Rail Transport in Japan - Overview

Overview

Six Japan Railways Group (JR) companies, state owned until 1987, provide passenger service to most parts of Hokkaido, Honshu, Shikoku, and Kyushu; the seventh JR company carries freight. Many private rail companies rank among the top corporations in the country. Regional governments, and companies funded jointly by regional governments and private companies, also provide rail service.

There are 27,268 km of rail crisscrossing the country. JR (a group of companies formed after privatization of JNR) controlled 20,135 km of these lines as of March 31, 1996, with the remaining 7,133 km in the hands of private enterprise local railway companies. Japan's railways carried 22.24 billion passengers (395.9 billion passenger-kilometres) in fiscal 2006. In comparison, Germany has over 40,000 km of railways, but carries only 2.2 billion passengers per year.

Fukuoka, Kobe, Kyoto, Nagoya, Osaka, Sapporo, Sendai, Tokyo and Yokohama have subway systems. However, unlike Europe, the vast majority of passenger traffic is on suburban commuter trains that criss-cross metropolitan areas. In addition, many cities have streetcar and monorail networks.

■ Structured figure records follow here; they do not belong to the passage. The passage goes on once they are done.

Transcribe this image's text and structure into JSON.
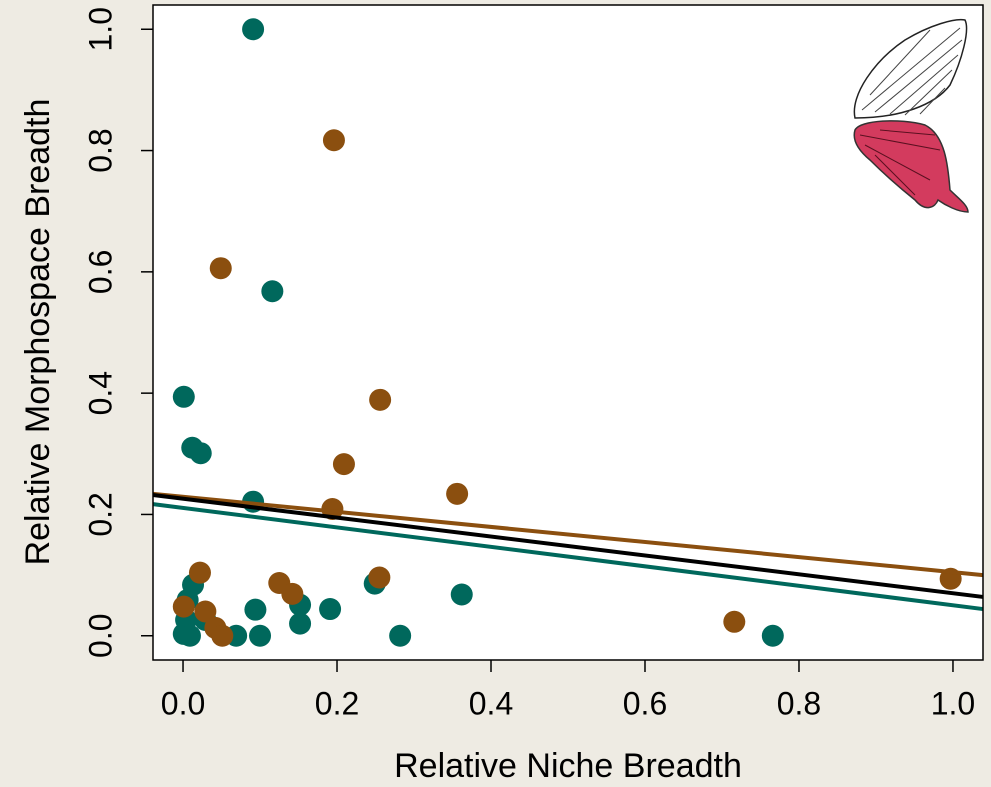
{
  "chart_data": {
    "type": "scatter",
    "xlabel": "Relative Niche Breadth",
    "ylabel": "Relative Morphospace Breadth",
    "xlim": [
      -0.039,
      1.039
    ],
    "ylim": [
      -0.04,
      1.04
    ],
    "xticks": [
      {
        "value": 0,
        "label": "0.0"
      },
      0.2,
      0.4,
      0.6,
      0.8,
      {
        "value": 1,
        "label": "1.0"
      }
    ],
    "yticks": [
      {
        "value": 0,
        "label": "0.0"
      },
      0.2,
      0.4,
      0.6,
      0.8,
      {
        "value": 1,
        "label": "1.0"
      }
    ],
    "series": [
      {
        "color": "#00685c",
        "x": [
          0.091,
          0.116,
          0.001,
          0.012,
          0.023,
          0.091,
          0.013,
          0.006,
          0.004,
          0.001,
          0.009,
          0.029,
          0.069,
          0.094,
          0.1,
          0.152,
          0.152,
          0.191,
          0.249,
          0.282,
          0.362,
          0.766
        ],
        "values": [
          1.0,
          0.568,
          0.394,
          0.31,
          0.301,
          0.221,
          0.084,
          0.059,
          0.026,
          0.003,
          0.0,
          0.026,
          0.0,
          0.043,
          0.0,
          0.051,
          0.02,
          0.044,
          0.086,
          0.0,
          0.068,
          0.0
        ]
      },
      {
        "color": "#8b4f0f",
        "x": [
          0.196,
          0.049,
          0.256,
          0.209,
          0.356,
          0.194,
          0.022,
          0.125,
          0.142,
          0.255,
          0.001,
          0.029,
          0.042,
          0.051,
          0.716,
          0.997
        ],
        "values": [
          0.817,
          0.606,
          0.389,
          0.283,
          0.234,
          0.209,
          0.104,
          0.087,
          0.069,
          0.096,
          0.048,
          0.04,
          0.013,
          0.0,
          0.023,
          0.094
        ]
      }
    ],
    "fits": [
      {
        "color": "#8b4f0f",
        "x": [
          -0.039,
          1.039
        ],
        "y": [
          0.234,
          0.1
        ]
      },
      {
        "color": "#000000",
        "x": [
          -0.039,
          1.039
        ],
        "y": [
          0.232,
          0.064
        ]
      },
      {
        "color": "#00685c",
        "x": [
          -0.039,
          1.039
        ],
        "y": [
          0.217,
          0.044
        ]
      }
    ]
  }
}
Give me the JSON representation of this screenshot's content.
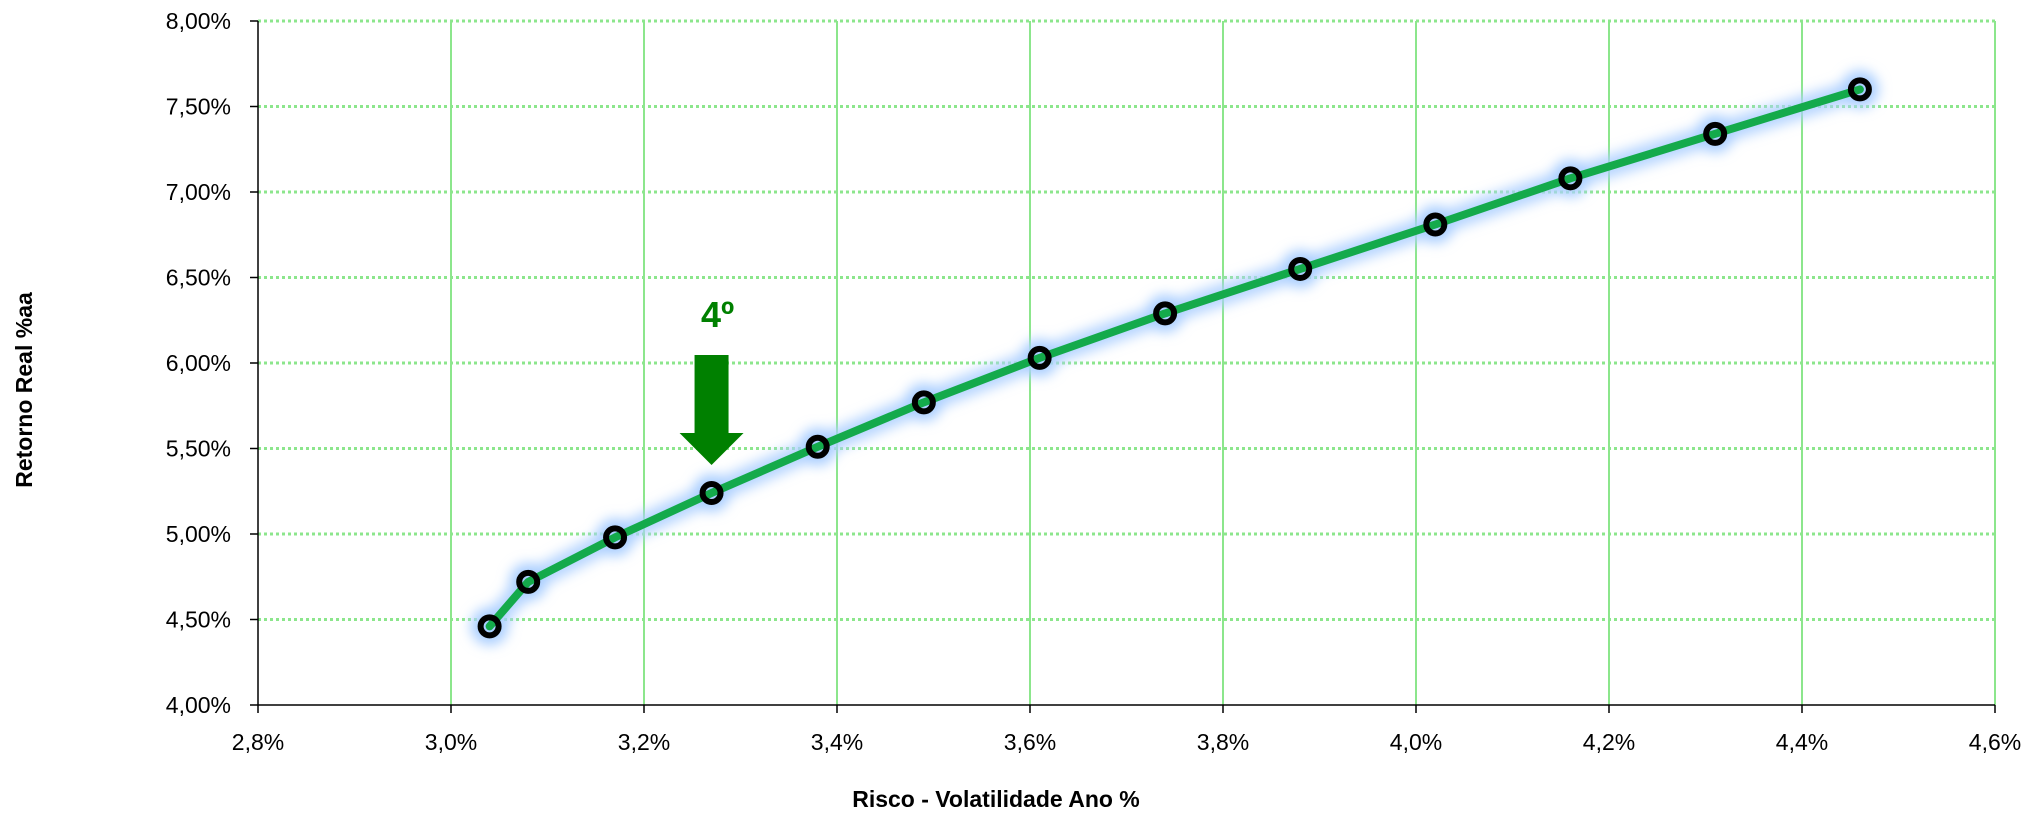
{
  "chart_data": {
    "type": "line",
    "xlabel": "Risco - Volatilidade Ano %",
    "ylabel": "Retorno Real %aa",
    "xlim": [
      2.8,
      4.6
    ],
    "ylim": [
      4.0,
      8.0
    ],
    "x_ticks": [
      2.8,
      3.0,
      3.2,
      3.4,
      3.6,
      3.8,
      4.0,
      4.2,
      4.4,
      4.6
    ],
    "x_tick_labels": [
      "2,8%",
      "3,0%",
      "3,2%",
      "3,4%",
      "3,6%",
      "3,8%",
      "4,0%",
      "4,2%",
      "4,4%",
      "4,6%"
    ],
    "y_ticks": [
      4.0,
      4.5,
      5.0,
      5.5,
      6.0,
      6.5,
      7.0,
      7.5,
      8.0
    ],
    "y_tick_labels": [
      "4,00%",
      "4,50%",
      "5,00%",
      "5,50%",
      "6,00%",
      "6,50%",
      "7,00%",
      "7,50%",
      "8,00%"
    ],
    "grid": true,
    "legend": "none",
    "series": [
      {
        "x": [
          3.04,
          3.08,
          3.17,
          3.27,
          3.38,
          3.49,
          3.61,
          3.74,
          3.88,
          4.02,
          4.16,
          4.31,
          4.46
        ],
        "y": [
          4.46,
          4.72,
          4.98,
          5.24,
          5.51,
          5.77,
          6.03,
          6.29,
          6.55,
          6.81,
          7.08,
          7.34,
          7.6
        ]
      }
    ],
    "annotation": {
      "text": "4º",
      "point_index": 3,
      "color": "#008000"
    },
    "colors": {
      "line": "#14AA4B",
      "marker": "#000000",
      "grid": "#8CE68C",
      "glow": "#AACFFF"
    }
  }
}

Japan pioneered the high-speed "bullet train" or "shinkansen", which now links Japan's largest cities at speeds of up to 300 km/h (186 mph). However, other trains running on the conventional line or "zairaisen" remain relatively slow, operating at fastest 160 km/h and mostly under 130 km/h.

Japan's railways carried 51.9 million tons (23.2 billion tonne-kilometres) of goods in fiscal 2006. The share of railways in the national logistics is as small as 0.84% (2005).